Trump also hailed improvements in the stock market, suggesting the markets were buoyed by his announcement last week of a partial trade deal with China — a deal that has yet to be finalized.

Once he did focus on the Blues, Trump appeared to be in good spirits. He called center Alexander Steen, who is missing a tooth, to the lectern to praise his toughness (“You think I could take him in a fight?”), and he offered a kiss on the cheek to Laila Anderson, an 11-year-old who suffers from a rare immune disorder and who became an inspiration to the team.

Trump also jokingly suggested that Stillman, who worked in the Commerce Department three decades ago, return to federal government service.

“I’m sticking with hockey,” Stillman replied with a chuckle.

The Blues arrived in Washington during a lengthy East Coast swing that also included a Monday night trip to Nationals Park to root for the Cardinals, just as the Cardinals had for them during their Stanley Cup run. (The Blues left disappointed, with the Nationals taking a 3-0 lead in the National League Championship Series with an 8-1 win.)

The hockey and baseball teams in St.
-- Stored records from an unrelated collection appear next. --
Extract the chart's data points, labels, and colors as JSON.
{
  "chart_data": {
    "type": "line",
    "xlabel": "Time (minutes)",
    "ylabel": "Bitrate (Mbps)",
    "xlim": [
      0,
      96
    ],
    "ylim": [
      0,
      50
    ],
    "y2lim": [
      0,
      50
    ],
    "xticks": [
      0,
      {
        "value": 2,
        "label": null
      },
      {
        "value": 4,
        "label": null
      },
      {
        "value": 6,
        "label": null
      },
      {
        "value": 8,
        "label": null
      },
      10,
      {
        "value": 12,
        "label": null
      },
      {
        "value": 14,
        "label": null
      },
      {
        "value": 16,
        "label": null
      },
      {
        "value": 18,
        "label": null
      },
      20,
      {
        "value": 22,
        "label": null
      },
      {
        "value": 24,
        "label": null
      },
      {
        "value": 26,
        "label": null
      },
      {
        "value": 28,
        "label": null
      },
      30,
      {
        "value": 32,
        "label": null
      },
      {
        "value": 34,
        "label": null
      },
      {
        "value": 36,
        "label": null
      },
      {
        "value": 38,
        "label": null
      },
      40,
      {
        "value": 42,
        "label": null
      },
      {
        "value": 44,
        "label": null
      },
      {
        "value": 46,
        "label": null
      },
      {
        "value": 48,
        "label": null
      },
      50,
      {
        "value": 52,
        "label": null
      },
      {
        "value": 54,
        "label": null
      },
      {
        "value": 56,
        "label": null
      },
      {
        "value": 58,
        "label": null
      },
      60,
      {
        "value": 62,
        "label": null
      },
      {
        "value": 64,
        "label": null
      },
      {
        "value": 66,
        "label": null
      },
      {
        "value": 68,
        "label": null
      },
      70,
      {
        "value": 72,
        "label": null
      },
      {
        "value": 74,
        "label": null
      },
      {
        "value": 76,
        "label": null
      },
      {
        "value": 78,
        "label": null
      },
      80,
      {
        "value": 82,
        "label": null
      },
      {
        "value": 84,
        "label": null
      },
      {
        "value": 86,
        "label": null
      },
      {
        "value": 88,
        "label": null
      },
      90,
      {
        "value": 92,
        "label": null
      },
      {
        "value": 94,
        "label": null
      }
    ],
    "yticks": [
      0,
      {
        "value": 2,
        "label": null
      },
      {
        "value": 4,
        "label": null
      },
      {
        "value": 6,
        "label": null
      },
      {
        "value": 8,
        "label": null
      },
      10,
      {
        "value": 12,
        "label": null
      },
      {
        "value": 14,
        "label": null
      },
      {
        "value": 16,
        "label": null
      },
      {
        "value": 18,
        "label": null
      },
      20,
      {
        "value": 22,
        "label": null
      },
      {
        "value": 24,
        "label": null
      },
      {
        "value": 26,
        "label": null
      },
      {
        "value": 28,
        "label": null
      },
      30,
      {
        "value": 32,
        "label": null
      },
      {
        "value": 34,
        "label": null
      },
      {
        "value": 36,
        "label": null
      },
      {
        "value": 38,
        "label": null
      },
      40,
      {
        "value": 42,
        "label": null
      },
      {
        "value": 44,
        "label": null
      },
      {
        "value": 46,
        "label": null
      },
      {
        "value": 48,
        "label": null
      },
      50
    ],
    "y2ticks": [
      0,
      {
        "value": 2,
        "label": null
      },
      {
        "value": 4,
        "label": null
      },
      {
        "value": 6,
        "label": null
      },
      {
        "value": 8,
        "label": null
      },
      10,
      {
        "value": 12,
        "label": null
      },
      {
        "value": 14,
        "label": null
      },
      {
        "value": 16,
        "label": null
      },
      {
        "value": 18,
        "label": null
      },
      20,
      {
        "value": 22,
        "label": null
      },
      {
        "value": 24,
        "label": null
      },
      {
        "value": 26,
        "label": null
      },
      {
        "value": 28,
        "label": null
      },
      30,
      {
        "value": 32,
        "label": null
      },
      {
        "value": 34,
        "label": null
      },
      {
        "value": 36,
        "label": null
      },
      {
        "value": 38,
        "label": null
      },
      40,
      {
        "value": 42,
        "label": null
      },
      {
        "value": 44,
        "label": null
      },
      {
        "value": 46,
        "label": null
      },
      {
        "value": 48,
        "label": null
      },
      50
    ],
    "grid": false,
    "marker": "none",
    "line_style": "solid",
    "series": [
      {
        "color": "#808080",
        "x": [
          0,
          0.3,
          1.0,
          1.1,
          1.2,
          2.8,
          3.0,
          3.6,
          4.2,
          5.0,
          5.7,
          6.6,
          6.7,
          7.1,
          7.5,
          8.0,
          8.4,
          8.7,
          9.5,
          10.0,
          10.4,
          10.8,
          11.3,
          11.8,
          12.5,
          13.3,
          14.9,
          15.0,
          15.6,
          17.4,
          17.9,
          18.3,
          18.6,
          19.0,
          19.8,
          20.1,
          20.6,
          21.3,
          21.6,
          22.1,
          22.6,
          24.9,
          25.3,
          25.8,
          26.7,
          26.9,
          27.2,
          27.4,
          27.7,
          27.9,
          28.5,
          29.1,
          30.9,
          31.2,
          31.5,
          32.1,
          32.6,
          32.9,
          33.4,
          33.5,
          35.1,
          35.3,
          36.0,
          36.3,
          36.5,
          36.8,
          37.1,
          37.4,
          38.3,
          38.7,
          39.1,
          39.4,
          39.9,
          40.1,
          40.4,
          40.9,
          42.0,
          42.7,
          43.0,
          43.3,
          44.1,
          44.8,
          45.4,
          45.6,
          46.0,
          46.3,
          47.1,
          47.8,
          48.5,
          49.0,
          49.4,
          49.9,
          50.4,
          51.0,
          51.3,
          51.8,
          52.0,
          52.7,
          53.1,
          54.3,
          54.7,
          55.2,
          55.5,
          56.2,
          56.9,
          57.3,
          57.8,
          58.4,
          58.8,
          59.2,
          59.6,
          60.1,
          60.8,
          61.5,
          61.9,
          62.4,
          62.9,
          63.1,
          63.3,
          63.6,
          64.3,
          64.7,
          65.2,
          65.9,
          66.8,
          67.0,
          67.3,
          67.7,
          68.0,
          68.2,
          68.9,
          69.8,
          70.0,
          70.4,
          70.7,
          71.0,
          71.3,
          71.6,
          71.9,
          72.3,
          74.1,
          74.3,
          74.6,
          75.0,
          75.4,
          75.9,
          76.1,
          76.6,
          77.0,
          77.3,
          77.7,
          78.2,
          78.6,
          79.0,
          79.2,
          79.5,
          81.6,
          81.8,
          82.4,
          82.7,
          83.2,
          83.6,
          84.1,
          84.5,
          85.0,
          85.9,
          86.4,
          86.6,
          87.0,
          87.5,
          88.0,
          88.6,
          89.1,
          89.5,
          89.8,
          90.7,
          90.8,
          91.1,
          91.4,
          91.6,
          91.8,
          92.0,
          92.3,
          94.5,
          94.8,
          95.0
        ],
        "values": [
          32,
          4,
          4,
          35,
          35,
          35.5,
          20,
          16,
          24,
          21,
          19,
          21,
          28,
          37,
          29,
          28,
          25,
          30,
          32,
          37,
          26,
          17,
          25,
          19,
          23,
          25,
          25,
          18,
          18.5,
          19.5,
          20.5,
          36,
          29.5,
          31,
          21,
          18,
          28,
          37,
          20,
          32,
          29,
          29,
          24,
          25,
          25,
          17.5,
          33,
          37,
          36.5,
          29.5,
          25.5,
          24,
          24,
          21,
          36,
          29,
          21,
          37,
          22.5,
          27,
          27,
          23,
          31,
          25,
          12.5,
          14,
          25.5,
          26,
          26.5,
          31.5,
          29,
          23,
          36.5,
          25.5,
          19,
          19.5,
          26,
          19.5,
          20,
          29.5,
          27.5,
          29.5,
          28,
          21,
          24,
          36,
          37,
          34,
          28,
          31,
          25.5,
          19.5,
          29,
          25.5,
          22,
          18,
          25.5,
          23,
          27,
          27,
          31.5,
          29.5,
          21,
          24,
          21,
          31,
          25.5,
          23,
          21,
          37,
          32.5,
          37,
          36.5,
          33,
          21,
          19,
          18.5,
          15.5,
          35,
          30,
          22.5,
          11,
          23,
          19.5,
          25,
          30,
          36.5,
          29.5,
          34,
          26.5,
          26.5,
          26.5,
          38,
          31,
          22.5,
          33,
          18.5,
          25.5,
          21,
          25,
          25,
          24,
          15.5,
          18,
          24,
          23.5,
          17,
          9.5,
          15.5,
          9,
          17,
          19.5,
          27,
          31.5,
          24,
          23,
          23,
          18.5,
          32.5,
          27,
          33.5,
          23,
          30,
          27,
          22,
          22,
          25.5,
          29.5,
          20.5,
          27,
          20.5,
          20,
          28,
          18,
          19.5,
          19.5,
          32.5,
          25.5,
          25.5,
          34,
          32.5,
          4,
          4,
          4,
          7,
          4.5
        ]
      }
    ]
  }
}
Louis and Washington have long been intertwined. The Nationals cheered on the Capitals as they won the Stanley Cup in 2018 and now, with the Nationals in the NLCS, the Caps are returning the favor. The fates aligned for the Blues to do the same in Washington; after a 3-2 overtime loss to the Islanders on Monday, they made it to D.C. for the 7:38 p.m. first pitch.

“It’s pretty crazy when you look at it,” Blues goalie Jake Allen told the Athletic. “It could be a great opportunity for us as a team to do that and support our fellow St. Louisans. It’s pretty ironic that we’re in a city that we actually don’t have a game in, with nothing going on, to be able to make this happen. For us, things like that don’t really line up on the road during the year — ever — so it’s pretty ironic.”

There’s some cross-pollination, too. T.J. Oshie, the Capitals right winger who formerly played for the Blues, rooted for his former team to win the Stanley Cup after the Caps were eliminated, and he has a sweet little bet going with Barret Jackman, the retired Blues defenseman. The loser has to treat the winner to golf and dinner.